Von da an war dieser Morgen genau wie jeder andere Samstagmorgen verlaufen. Er las sein Brevier, hielt mit seinen Messdienern den Gottesdienst ab und frühstückte mit seinen beiden Sekretären. Es gab eine kurze Unterbrechung von etwa zehn Minuten, als Shawn und Sana kamen, um das Ossuarium abzuholen. Leicht besorgt hatte James Shawn und Pater Maloney dabei zugesehen, wie sie die Kiste aus dem Keller holten und in ein schmutziges, gelbes Taxi luden. James war zusammengezuckt, als der Kofferraumdeckel zugeschlagen wurde. Auch wenn er nicht glaubte, dass sich die Knochen der heiligen Maria darin befanden, hielt er diese grobe Behandlung doch für frevelhaft.
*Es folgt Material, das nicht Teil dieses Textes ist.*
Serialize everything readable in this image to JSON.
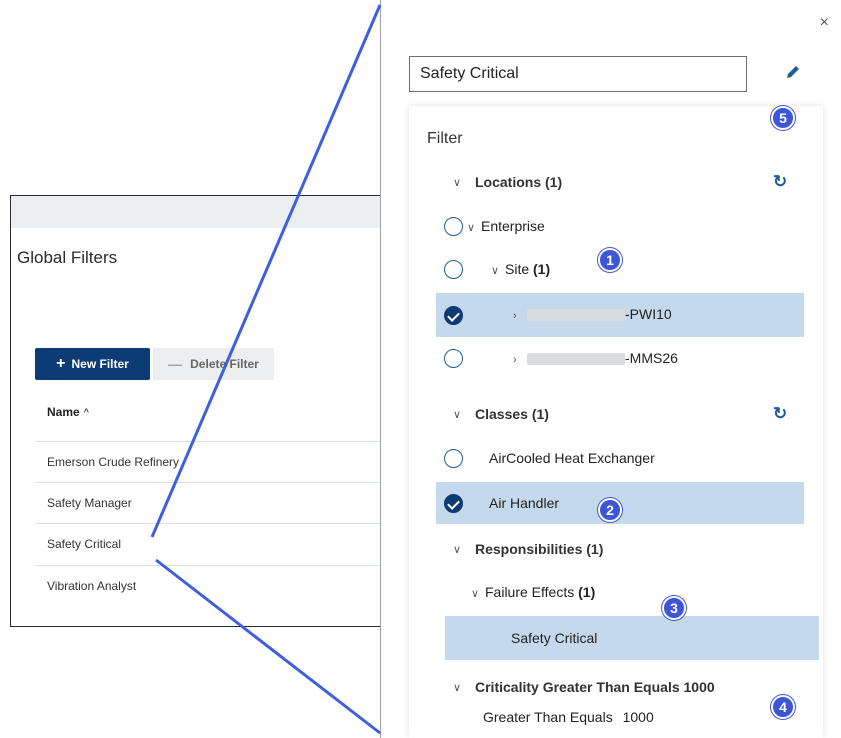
{
  "left": {
    "title": "Global Filters",
    "new_filter_label": "New Filter",
    "delete_filter_label": "Delete Filter",
    "name_column": "Name",
    "rows": [
      "Emerson Crude Refinery",
      "Safety Manager",
      "Safety Critical",
      "Vibration Analyst"
    ]
  },
  "panel": {
    "close_label": "×",
    "name_value": "Safety Critical",
    "filter_title": "Filter",
    "locations": {
      "header": "Locations (1)",
      "enterprise": "Enterprise",
      "site_label": "Site",
      "site_count": "(1)",
      "item1_suffix": "-PWI10",
      "item2_suffix": "-MMS26"
    },
    "classes": {
      "header": "Classes (1)",
      "item1": "AirCooled Heat Exchanger",
      "item2": "Air Handler"
    },
    "responsibilities": {
      "header": "Responsibilities (1)",
      "sub_label": "Failure Effects",
      "sub_count": "(1)",
      "item": "Safety Critical"
    },
    "criticality": {
      "header": "Criticality Greater Than Equals 1000",
      "label": "Greater Than Equals",
      "value": "1000"
    }
  },
  "badges": [
    "1",
    "2",
    "3",
    "4",
    "5"
  ],
  "colors": {
    "primary": "#0d3c74",
    "highlight": "#c5d9ec",
    "badge": "#3d56d8",
    "connector": "#3f5ee0"
  }
}
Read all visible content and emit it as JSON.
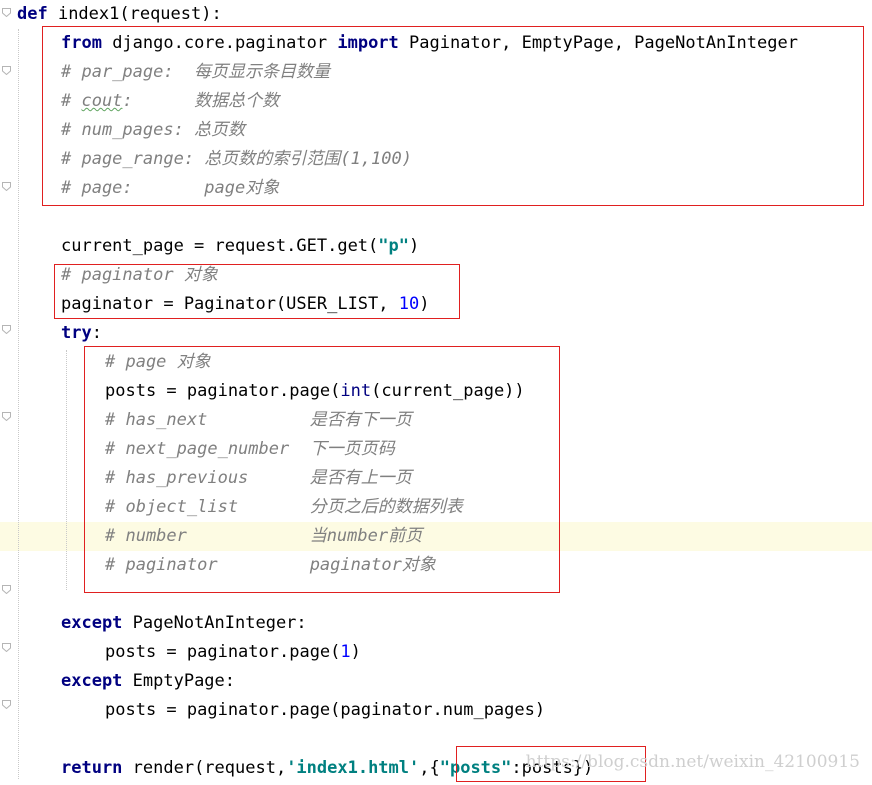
{
  "editor": {
    "lines": [
      {
        "indent": 0,
        "tokens": [
          {
            "t": "def",
            "c": "kw"
          },
          {
            "t": " index1(request):"
          }
        ]
      },
      {
        "indent": 1,
        "tokens": [
          {
            "t": "from",
            "c": "kw"
          },
          {
            "t": " django.core.paginator "
          },
          {
            "t": "import",
            "c": "kw"
          },
          {
            "t": " Paginator, EmptyPage, PageNotAnInteger"
          }
        ]
      },
      {
        "indent": 1,
        "tokens": [
          {
            "t": "# par_page:  每页显示条目数量",
            "c": "cm"
          }
        ]
      },
      {
        "indent": 1,
        "tokens": [
          {
            "t": "# ",
            "c": "cm"
          },
          {
            "t": "cout",
            "c": "cm sq"
          },
          {
            "t": ":      数据总个数",
            "c": "cm"
          }
        ]
      },
      {
        "indent": 1,
        "tokens": [
          {
            "t": "# num_pages: 总页数",
            "c": "cm"
          }
        ]
      },
      {
        "indent": 1,
        "tokens": [
          {
            "t": "# page_range: 总页数的索引范围(1,100)",
            "c": "cm"
          }
        ]
      },
      {
        "indent": 1,
        "tokens": [
          {
            "t": "# page:       page对象",
            "c": "cm"
          }
        ]
      },
      {
        "indent": 1,
        "tokens": []
      },
      {
        "indent": 1,
        "tokens": [
          {
            "t": "current_page = request.GET.get("
          },
          {
            "t": "\"p\"",
            "c": "str"
          },
          {
            "t": ")"
          }
        ]
      },
      {
        "indent": 1,
        "tokens": [
          {
            "t": "# paginator 对象",
            "c": "cm"
          }
        ]
      },
      {
        "indent": 1,
        "tokens": [
          {
            "t": "paginator = Paginator(USER_LIST, "
          },
          {
            "t": "10",
            "c": "num"
          },
          {
            "t": ")"
          }
        ]
      },
      {
        "indent": 1,
        "tokens": [
          {
            "t": "try",
            "c": "kw"
          },
          {
            "t": ":"
          }
        ]
      },
      {
        "indent": 2,
        "tokens": [
          {
            "t": "# page 对象",
            "c": "cm"
          }
        ]
      },
      {
        "indent": 2,
        "tokens": [
          {
            "t": "posts = paginator.page("
          },
          {
            "t": "int",
            "c": "kw-lite"
          },
          {
            "t": "(current_page))"
          }
        ]
      },
      {
        "indent": 2,
        "tokens": [
          {
            "t": "# has_next          是否有下一页",
            "c": "cm"
          }
        ]
      },
      {
        "indent": 2,
        "tokens": [
          {
            "t": "# next_page_number  下一页页码",
            "c": "cm"
          }
        ]
      },
      {
        "indent": 2,
        "tokens": [
          {
            "t": "# has_previous      是否有上一页",
            "c": "cm"
          }
        ]
      },
      {
        "indent": 2,
        "tokens": [
          {
            "t": "# object_list       分页之后的数据列表",
            "c": "cm"
          }
        ]
      },
      {
        "indent": 2,
        "tokens": [
          {
            "t": "# number            当number前页",
            "c": "cm"
          }
        ]
      },
      {
        "indent": 2,
        "tokens": [
          {
            "t": "# paginator         paginator对象",
            "c": "cm"
          }
        ]
      },
      {
        "indent": 1,
        "tokens": []
      },
      {
        "indent": 1,
        "tokens": [
          {
            "t": "except",
            "c": "kw"
          },
          {
            "t": " PageNotAnInteger:"
          }
        ]
      },
      {
        "indent": 2,
        "tokens": [
          {
            "t": "posts = paginator.page("
          },
          {
            "t": "1",
            "c": "num"
          },
          {
            "t": ")"
          }
        ]
      },
      {
        "indent": 1,
        "tokens": [
          {
            "t": "except",
            "c": "kw"
          },
          {
            "t": " EmptyPage:"
          }
        ]
      },
      {
        "indent": 2,
        "tokens": [
          {
            "t": "posts = paginator.page(paginator.num_pages)"
          }
        ]
      },
      {
        "indent": 1,
        "tokens": []
      },
      {
        "indent": 1,
        "tokens": [
          {
            "t": "return",
            "c": "kw"
          },
          {
            "t": " render(request,"
          },
          {
            "t": "'index1.html'",
            "c": "str"
          },
          {
            "t": ",{"
          },
          {
            "t": "\"posts\"",
            "c": "str"
          },
          {
            "t": ":posts})"
          }
        ]
      }
    ],
    "highlighted_line": 18
  },
  "watermark": "https://blog.csdn.net/weixin_42100915",
  "colors": {
    "keyword": "#000080",
    "comment": "#808080",
    "string": "#008080",
    "number": "#0000ff",
    "annotation_box": "#e02020",
    "current_line": "#fdfbe3"
  }
}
Nachdem die Daughtrys weggefahren waren, kehrte James in seine privaten Räume zurück und legte sein volles Ornat an, denn am heutigen Tag besuchte er die Kirche Unserer Lieben Frau vom Rosenkranz. Danach war er in die kleine Kapelle gegangen.
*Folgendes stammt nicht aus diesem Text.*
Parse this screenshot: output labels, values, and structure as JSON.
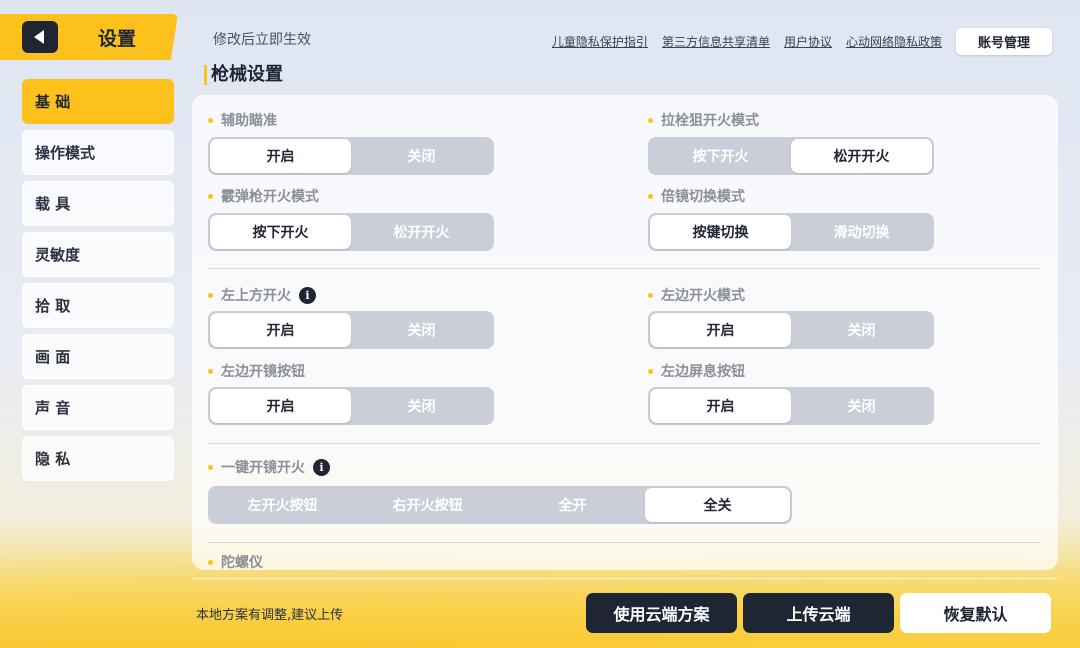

Nur mühsam erhob er sich wieder von den Knien. Dann tauchte er seine Finger ins Weihwasser, bekreuzigte sich und ging in sein Büro, das sich eine Etage über der Kapelle befand. Seine E-Mails zu lesen, gehörte zu seinem allmorgendlichen Programm. Gerade als der Monitor aus dem Ruhezustand erwachte, klingelte das Telefon
und er schaute auf die Anzeige, um die Identität des Anrufers festzustellen. Als er sah, dass es Jack war, riss er den Hörer hoch. Leider nicht schnell genug. Anstelle von Jacks Stimme war nur ein Freizeichen zu hören, was bedeutete, dass Pater Maloney oder Pater Karlin ihm zuvorgekommen waren. Ungeduldig trommelte er mit seinen Fingern auf die Schreibtischunterlage. Dann endlich klingelte das Haustelefon.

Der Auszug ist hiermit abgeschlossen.